There are some limitations . First, the study was designed as a cross-sectional study. Selection bias or information bias may affect the internal validity of the study. Second, various characteristics related to fatty liver risk, such as smoking status and diabetes, were not considered. Third, due to limited sample size or missing information, we only performed subgroups stratified by age, and the subgroup analysis stratified by other factors could not be performed.
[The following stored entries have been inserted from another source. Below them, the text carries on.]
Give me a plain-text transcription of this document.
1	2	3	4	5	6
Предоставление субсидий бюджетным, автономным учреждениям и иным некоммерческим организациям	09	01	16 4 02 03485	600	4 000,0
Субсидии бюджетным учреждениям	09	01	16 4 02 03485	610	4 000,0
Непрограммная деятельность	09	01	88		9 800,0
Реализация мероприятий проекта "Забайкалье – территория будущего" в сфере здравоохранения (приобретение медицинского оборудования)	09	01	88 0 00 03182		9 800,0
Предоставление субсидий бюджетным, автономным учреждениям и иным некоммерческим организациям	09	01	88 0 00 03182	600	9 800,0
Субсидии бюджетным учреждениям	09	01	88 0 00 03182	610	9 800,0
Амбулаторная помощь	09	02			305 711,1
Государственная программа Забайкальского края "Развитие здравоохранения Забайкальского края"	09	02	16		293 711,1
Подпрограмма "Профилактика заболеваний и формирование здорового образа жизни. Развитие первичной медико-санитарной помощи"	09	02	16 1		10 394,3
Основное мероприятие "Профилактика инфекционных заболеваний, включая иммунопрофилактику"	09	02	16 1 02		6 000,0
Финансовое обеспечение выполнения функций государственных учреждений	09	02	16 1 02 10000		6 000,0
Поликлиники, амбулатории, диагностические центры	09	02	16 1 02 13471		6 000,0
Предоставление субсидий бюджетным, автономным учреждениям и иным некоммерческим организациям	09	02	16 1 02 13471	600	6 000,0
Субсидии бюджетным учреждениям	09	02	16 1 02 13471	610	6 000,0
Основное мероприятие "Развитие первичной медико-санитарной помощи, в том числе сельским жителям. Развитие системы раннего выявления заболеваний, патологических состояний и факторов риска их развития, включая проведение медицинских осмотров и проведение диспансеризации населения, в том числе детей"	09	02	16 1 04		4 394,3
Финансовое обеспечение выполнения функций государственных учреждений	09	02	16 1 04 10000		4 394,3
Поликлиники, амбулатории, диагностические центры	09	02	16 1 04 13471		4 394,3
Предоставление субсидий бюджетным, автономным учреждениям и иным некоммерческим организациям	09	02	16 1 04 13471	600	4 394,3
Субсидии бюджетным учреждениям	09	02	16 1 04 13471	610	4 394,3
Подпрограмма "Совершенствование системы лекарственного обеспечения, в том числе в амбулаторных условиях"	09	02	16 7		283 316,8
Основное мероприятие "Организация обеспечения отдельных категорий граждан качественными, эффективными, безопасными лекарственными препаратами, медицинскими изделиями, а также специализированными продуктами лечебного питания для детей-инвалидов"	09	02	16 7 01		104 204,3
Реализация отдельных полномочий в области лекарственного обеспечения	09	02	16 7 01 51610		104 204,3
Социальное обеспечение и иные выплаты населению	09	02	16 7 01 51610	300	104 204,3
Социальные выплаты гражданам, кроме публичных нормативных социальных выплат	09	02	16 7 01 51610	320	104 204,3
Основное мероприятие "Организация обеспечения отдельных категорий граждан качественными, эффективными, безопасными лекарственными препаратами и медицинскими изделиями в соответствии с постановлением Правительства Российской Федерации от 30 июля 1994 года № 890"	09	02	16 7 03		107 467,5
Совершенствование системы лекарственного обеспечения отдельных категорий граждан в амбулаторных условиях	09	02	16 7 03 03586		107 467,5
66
Last, the NAFLD is diagnosed by ultrasound. Although it is recommended as the first-line examination for NAFLD, its diagnostic capacity is limited precisely when fatty content is less than 30%.

Conclusion

NAFLD develops among postmenopausal T2DM women with normal thyroid function with a higher BMI, abnormal sugar and lipid metabolism. The correlation between TSH and NAFLD may be closely related to age. TSH is more closely related to NAFLD in relatively young postmenopausal T2DM women, and this correlation gradually weakens with age. However, its relationship and mechanism need to be further confirmed by prospective studies involving different races and populations.

Acknowledgement

The authors thank all staff at the Department of endocrinology, the Second Hospital of Anhui Medical University, for their contributions to this work.

Ethical approval

This study was reviewed and approved by the Medical Research Ethics Committee of the Second Affiliated Hospital of Anhui Medical University (No.YX2020-011), and all included subjects provided informed consent.

Disclosure statement

No potential conflict of interest was reported by the author(s).

Additional information

Funding

This study was supported by the Joint Research Fund for Prevention and Control of chronic diseases of The Second Affiliated Hospital of Anhui Medical University and Institute of Intelligent Machines, Chinese Academy of Sciences (No.MBLHJJ202005).